Cocktail made with fermented pumpkin at Chauhan in Nashville
Typically, the endgame for a cocktail is consistency. No matter which bartender is shaking it up or if thirsty imbibers are lined up one, two or three deep at the bar, the same drink on the menu should always look and taste the same. Except when you are dealing with living ingredients, that is.
At Chauhan Ale & Masala House, a restaurant in Nashville serving up creative, modern Indian cuisine, a live cocktail program featuring libations with seasonal fermented ingredients offers guests the exact opposite of consistency, as well as the experience of witnessing firsthand how the process of using a component that never tastes the same from day to day changes a drink’s aroma, flavor and overall essence.
“The flavor profile is always evolving,” says chef Tom Eckert. “It can start off sweet, then change to salty and finish almost beer-like. “There’s something extremely exciting knowing that this drink is alive.”
It all began as a way to better incorporate the kitchen into the backbar, says mixologist Christen McClure. “This is ultimately about collaboration between the artistry that fuels both [the] cuisine and bar program,” she says. “I believe the best way to help marry the two is to borrow from each other.” Whiskey always tastes like whiskey, she says, no matter when you taste it or what you add to it. But the stages of fermentation offer up a fresh, fascinating challenge every day. “It’s like getting something brand new in every stage, and I adjust the specs often to keep the integrity of those changes intact.”
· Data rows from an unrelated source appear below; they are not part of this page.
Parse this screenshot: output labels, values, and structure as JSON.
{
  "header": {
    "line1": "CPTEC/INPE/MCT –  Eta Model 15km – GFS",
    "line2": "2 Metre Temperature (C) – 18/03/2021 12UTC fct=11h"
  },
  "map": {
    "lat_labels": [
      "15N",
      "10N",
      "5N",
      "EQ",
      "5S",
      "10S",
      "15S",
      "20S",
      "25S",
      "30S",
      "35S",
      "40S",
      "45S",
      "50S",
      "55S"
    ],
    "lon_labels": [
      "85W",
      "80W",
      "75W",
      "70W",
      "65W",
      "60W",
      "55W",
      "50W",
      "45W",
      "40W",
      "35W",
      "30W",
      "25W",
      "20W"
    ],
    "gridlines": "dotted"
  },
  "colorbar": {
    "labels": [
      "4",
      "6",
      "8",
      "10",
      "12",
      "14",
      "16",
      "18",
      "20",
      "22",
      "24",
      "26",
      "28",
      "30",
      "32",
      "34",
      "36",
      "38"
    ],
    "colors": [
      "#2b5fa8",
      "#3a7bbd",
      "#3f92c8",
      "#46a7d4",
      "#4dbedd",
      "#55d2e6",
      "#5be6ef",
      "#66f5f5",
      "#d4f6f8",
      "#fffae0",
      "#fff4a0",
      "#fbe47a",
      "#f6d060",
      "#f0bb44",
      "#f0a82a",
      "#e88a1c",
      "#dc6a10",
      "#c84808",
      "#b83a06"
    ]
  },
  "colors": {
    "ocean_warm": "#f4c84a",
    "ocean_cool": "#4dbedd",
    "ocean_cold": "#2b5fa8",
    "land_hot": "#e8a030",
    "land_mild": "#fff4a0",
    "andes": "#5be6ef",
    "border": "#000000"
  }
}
Im-Peached cocktail made with fermented peach
Imagine, for example, mixing up a relatively simple drink like a Gimlet, but every day the lime juice picks up different nuances: more or less acidity or salinity, a citrus-forward, earthy or yeasty flavor and maybe even a different shade of green (or even another hue entirely). You’d have to continuously adapt the amount of gin and simple syrup (and whatever other ingredients you were using, were it a riff on an original) to keep it in balance and keep guests wanting to drink it.
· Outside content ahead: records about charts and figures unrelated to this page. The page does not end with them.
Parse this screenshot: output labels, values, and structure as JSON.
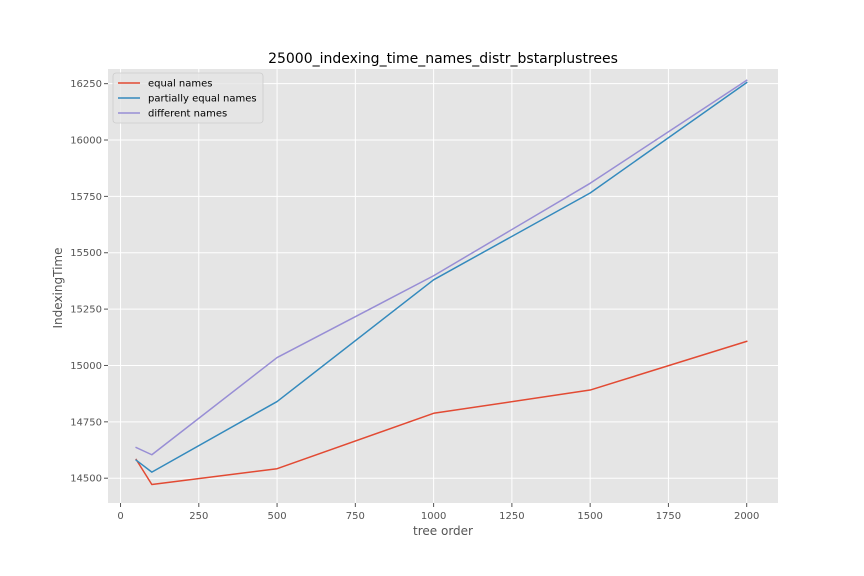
{
  "chart_data": {
    "type": "line",
    "title": "25000_indexing_time_names_distr_bstarplustrees",
    "xlabel": "tree order",
    "ylabel": "IndexingTime",
    "xlim": [
      -40,
      2100
    ],
    "ylim": [
      14390,
      16315
    ],
    "x_ticks": [
      0,
      250,
      500,
      750,
      1000,
      1250,
      1500,
      1750,
      2000
    ],
    "y_ticks": [
      14500,
      14750,
      15000,
      15250,
      15500,
      15750,
      16000,
      16250
    ],
    "grid": true,
    "legend_position": "top-left",
    "x": [
      50,
      100,
      500,
      1000,
      1500,
      2000
    ],
    "series": [
      {
        "name": "equal names",
        "color": "#E24A33",
        "values": [
          14583,
          14472,
          14542,
          14788,
          14891,
          15107
        ]
      },
      {
        "name": "partially equal names",
        "color": "#348ABD",
        "values": [
          14580,
          14527,
          14840,
          15380,
          15765,
          16255
        ]
      },
      {
        "name": "different names",
        "color": "#988ED5",
        "values": [
          14636,
          14604,
          15035,
          15398,
          15808,
          16265
        ]
      }
    ]
  }
}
The staff rotates ingredients every month, which are used in a featured drink on “The Trappist Series” section of the menu. A few months ago, they fermented and juiced late-summer peaches for their Im-Peached cocktail that were mixed with Rittenhouse rye, spiced honey syrup, lemon juice, egg white and Angostura bitters.
Cocktail made with fermented pumpkin
As the season evolved, they turned to lacto-fermenting pumpkins, which were ready to use after being submerged in a salt brine for approximately two weeks. They were muddled with lemon, shaken with spiced honey, a house-made chai-infused bourbon, cinnamon sugar and egg white and garnished with diced pumpkin and garam masala. Next on the menu are going to be tart and tangy cranberries.
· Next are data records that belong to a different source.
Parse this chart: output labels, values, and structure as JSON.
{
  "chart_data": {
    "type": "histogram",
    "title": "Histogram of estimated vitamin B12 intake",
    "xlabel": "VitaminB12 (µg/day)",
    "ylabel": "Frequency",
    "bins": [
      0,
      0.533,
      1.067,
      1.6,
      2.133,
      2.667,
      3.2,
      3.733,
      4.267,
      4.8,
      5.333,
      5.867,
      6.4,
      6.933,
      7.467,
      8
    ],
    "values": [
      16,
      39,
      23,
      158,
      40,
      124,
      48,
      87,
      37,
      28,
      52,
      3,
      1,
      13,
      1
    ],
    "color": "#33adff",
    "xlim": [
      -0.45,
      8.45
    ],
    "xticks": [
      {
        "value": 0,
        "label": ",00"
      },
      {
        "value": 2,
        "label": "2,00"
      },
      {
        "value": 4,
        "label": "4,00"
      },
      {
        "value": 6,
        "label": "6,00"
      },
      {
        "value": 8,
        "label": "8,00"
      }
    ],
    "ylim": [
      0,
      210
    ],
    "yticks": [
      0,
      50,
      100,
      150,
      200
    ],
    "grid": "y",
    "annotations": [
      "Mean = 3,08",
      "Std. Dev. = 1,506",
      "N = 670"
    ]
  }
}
While McClure is hesitant to give up too many of her secrets, especially because the entire process can be quite unpredictable, she admits that not every fruit or vegetable ferments in the same way; variables can lead to unexpected results.
Gin cocktail made with fermented cranberry, amchur and spiced honey
“Peach fermented much differently than pumpkin or squash; sugars and environment can accelerate or slow the process significantly,” she says. It’s much the same way that super ripe wine grapes will ferment at a more rapid rate in a warm Mendoza climate than those with a lower sugar content will do in a cooler Burgundian one.
But regardless of the resulting flavors, McClure can undoubtedly use them in a drink. “Most of the time, when developing a cocktail, I’m trying to mix ingredients to taste a certain way,” she says. “In this instance, I build flavors around what’s already there. I taste with an open mind and let the fermentation guide me.” Often, that means tweaking and tasting daily to make sure the drink is palatable and tasty.
Guests at Chauhan are known to return to experience the changes that have happened in the drink since the last time they ordered it, which is why the program is such a success. So with kombucha, kimchi and other fermented things being touted for their digestive and other health benefits, are these drinks good for you?
McClure says fermentation has been used for millennia for its healing and health benefits, but for her, it’s more about offering up a unique and enjoyable cocktail. “It’s a variable experience that will engage our guests and give them a front seat on this wild ride,” she says. “What a perfect metaphor for life—constantly changing and taking surprising turns.”